I want to teach you how to buy bourbon like a pro.
It’s no longer just the spirit that your grandfather enjoyed or what you likely saw in the clutches of Mr. Don Draper — there are new bottles on the block, each with their own labels in need of decoding.
Remember, age is just a number. An older bourbon isn’t good because it’s old, sometimes it’s just older. When it comes to what age to buy, try not to get caught up in the logistics of it all. Oftentimes companies with high age statements are marketed as “premium” which allows them to be sold at an increased price point, regardless of their quality. This has led some brands in recent years to omit age statements from their labels altogether. If you absolutely need to know, 8-12 years is usually the sweet spot.
“Straight” Bourbon Whiskey
To call a bourbon “straight” means it contains no additional coloring or flavoring, and that is has been aged at least two years in the barrel. Once it’s distilled, a straight bourbon cannot exceed 80 percent ABV. If it’s aged less than four years, the bottle is required to have an age statement. The catch with straight bourbons is that they’re a blend of different barrels so the age you see technically refers to the youngest barrel in the mix, not the bottle as a whole.
Very few bourbons are considered “bottled-in-bond” or “bonded” because of an extremely stringent set of rules they must follow. To be bottled-in-bond, a bourbon has to have been made at a single distillery by one distiller in one distillation season and then aged four years in a federally bonded and supervised warehouse. The bourbon must also be bottled at 100 proof, 50 percent ABV. Bonded bourbons tend to have a bolder, more concentrated flavor and are produced more so by big-name brands rather than craft distilleries—hence their affordability.

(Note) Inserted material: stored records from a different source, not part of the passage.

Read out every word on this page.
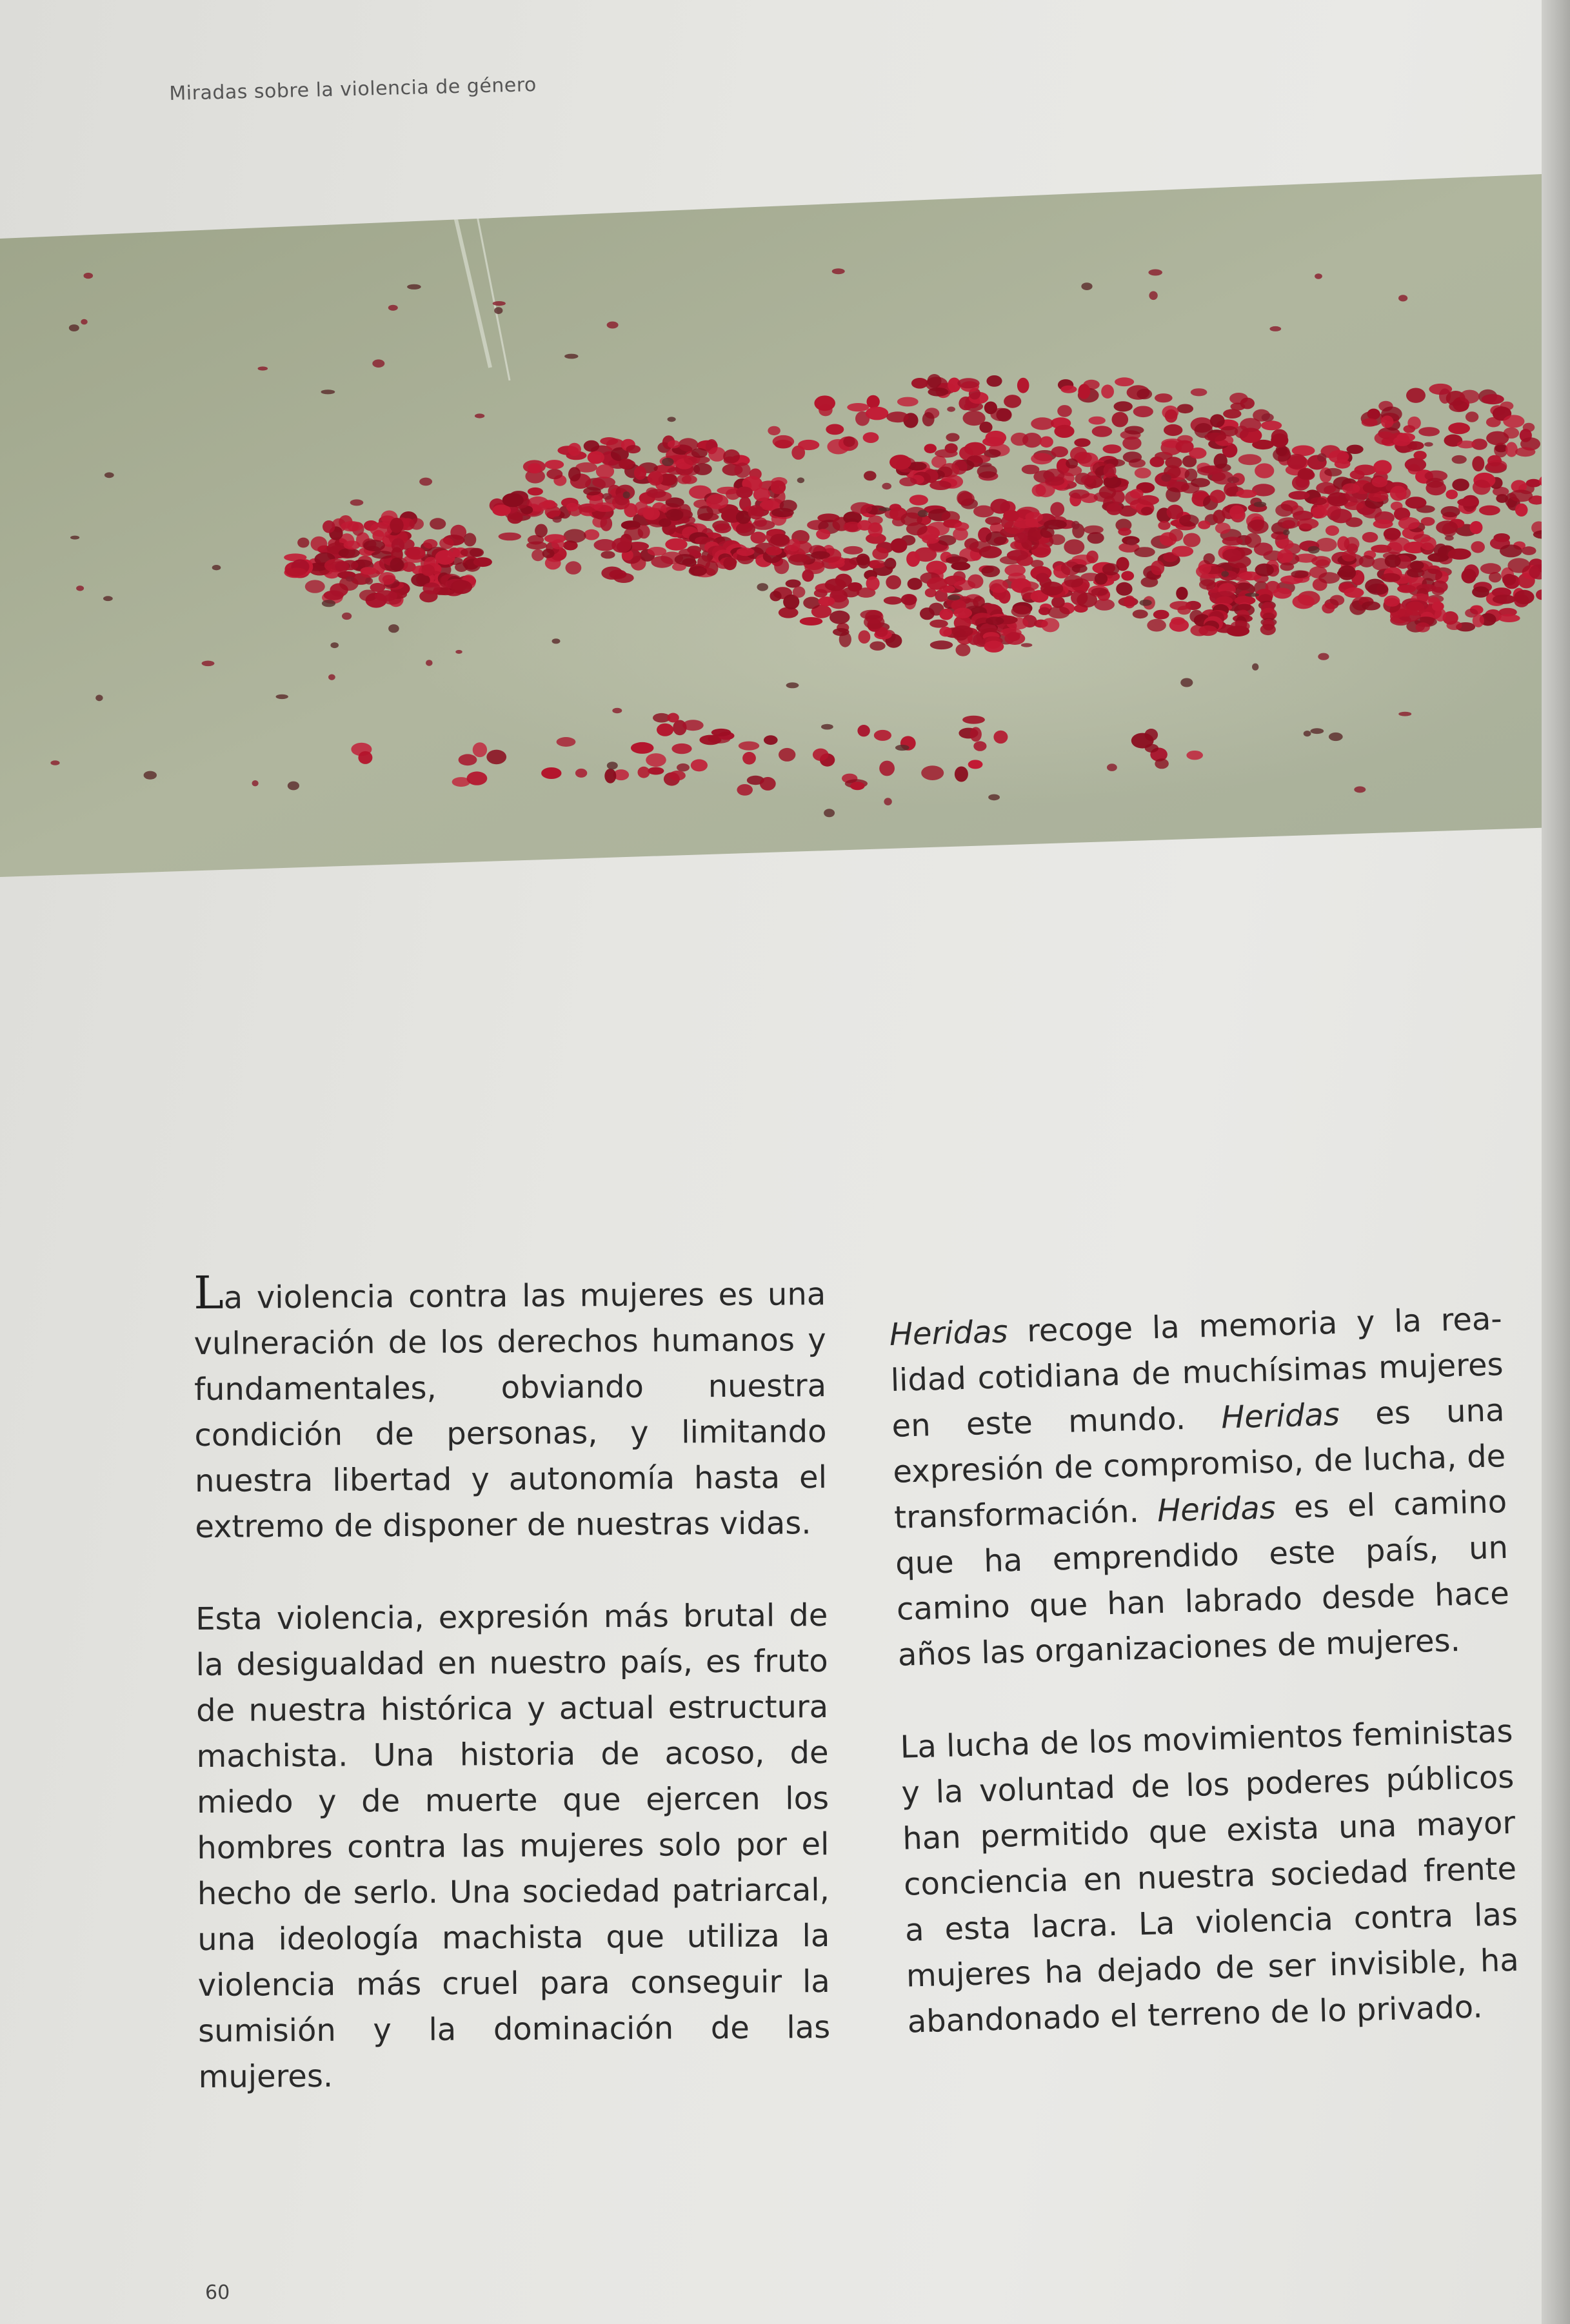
Miradas sobre la violencia de género

La violencia contra las mujeres es una vulneración de los derechos humanos y fundamentales, obviando nuestra condición de personas, y limitando nuestra libertad y autonomía hasta el extremo de disponer de nuestras vidas.

Esta violencia, expresión más brutal de la desigualdad en nuestro país, es fruto de nuestra histórica y actual estructura machista. Una historia de acoso, de miedo y de muerte que ejercen los hombres contra las mujeres solo por el hecho de serlo. Una sociedad patriarcal, una ideología machista que utiliza la violencia más cruel para conseguir la sumisión y la dominación de las mujeres.

Heridas recoge la memoria y la realidad cotidiana de muchísimas mujeres en este mundo. Heridas es una expresión de compromiso, de lucha, de transformación. Heridas es el camino que ha emprendido este país, un camino que han labrado desde hace años las organizaciones de mujeres.

La lucha de los movimientos feministas y la voluntad de los poderes públicos han permitido que exista una mayor conciencia en nuestra sociedad frente a esta lacra. La violencia contra las mujeres ha dejado de ser invisible, ha abandonado el terreno de lo privado.

60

Like its name lets on, this bourbon comes from one specific barrel. For this reason, no two single barrel offerings can ever, or will ever, be the same. Those who seek consistency may want to look elsewhere. A single barrel expression means there’s no dilution, no mixing or mingling—just the very best whiskey in its natural state. It’s as close to tapping the barrel as you can get.
There is no set standard for what makes up a small batch bourbon. Typically it refers to a limited-edition bourbon that’s made from a small number of select barrels. The result is a bourbon that appeals to those looking for something with its own distinct personality, and a price tag to match its exclusivity.